September 04, 2024

As violações de Mazan

 

Por estes dias decorre um julgamento, em França, de um caso abjecto e repugnante de um homem que durante dez anos drogou a mulher até à beira do coma (como hoje em dia muitos violadores fazem) e convidou desconhecidos internautas para virem a sua casa violá-la. Tem dezenas de vídeos e fotografias. São 51 arguidos, o número de homens 'bons pais de família' que respondeu imediatamente 'sim' a esta proposta deste marido que os psiquiatras dizem não ter nenhuma anomalia mental, apenas uma personalidade perversa e voyerismo. Isto dá muito que pensar.

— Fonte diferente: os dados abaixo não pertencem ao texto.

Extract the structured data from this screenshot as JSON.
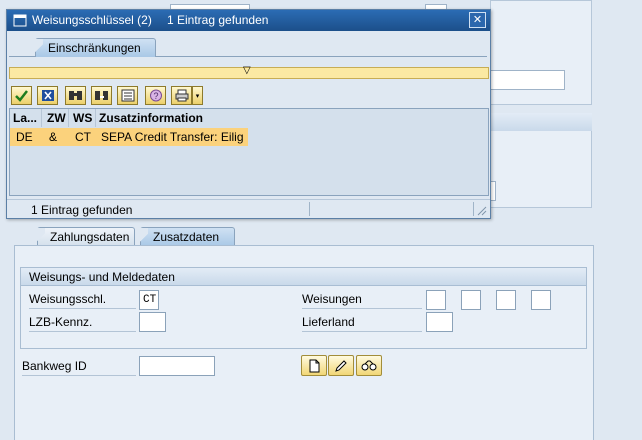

liberation.fr conta o caso:


O caso das violações de Mazan

Durante nove anos, Gisèle P. foi drogada pelo marido, que depois recrutou homens para a violarem. 51 pessoas estão a ser julgadas a partir desta segunda-feira, em Avignon.

par Marlène Thomas et Juliette Delage

Por vezes, o caminho para o inferno é pavimentado com sonhos comuns: desfrutar de uma reforma solarenga, deixar o ritmo agitado da região de Paris por uma vida quotidiana mais suave.

Em março de 2013, Gisèle P., de 60 anos, e o marido Dominique P. mudaram-se para uma casa alugada com piscina em Mazan, uma comuna de 6000 habitantes no departamento de Vaucluse. É por detrás das grossas paredes desta casa vulgar que se esconde a abjeção. Será dissecada perante o tribunal penal do departamento de Vaucluse, num julgamento extraordinário que terá início em Avignon na segunda-feira, 2 de Setembro, e se prolongará até 20 de dezembro. 

51 homens, incluindo Dominique P., serão julgados - a grande maioria por “violação agravada”, um crime punível com vinte anos de prisão. 

Entre 2011 e 2020, drogada pelo marido até à inconsciência “próxima do coma”, segundo o despacho do juiz de instrução que conduziu a investigação, Gisèle P. foi violada por uma multidão de homens recrutados no site Coco.gg. pelo marido, que documentou o horror: 20.000 fotografias e vídeos - com títulos inequívocos (como “ABUSO /noite de 09 06 2020 com charly 6eme fois”) - foram encontrados no computador deste reformado de 71 anos. Estas imagens revelaram 92 violações, a maioria das quais cometidas no seu quarto.

Gisèle e Dominique P. conheceram-se em 1971 e casaram dois anos mais tarde. Tiveram três filhos, atualmente com idades compreendidas entre os 34 e os 47 anos. Vivendo nos subúrbios de Villiers-sur-Marne (Val-de-Marne), a família era, segundo a filha, “unida”.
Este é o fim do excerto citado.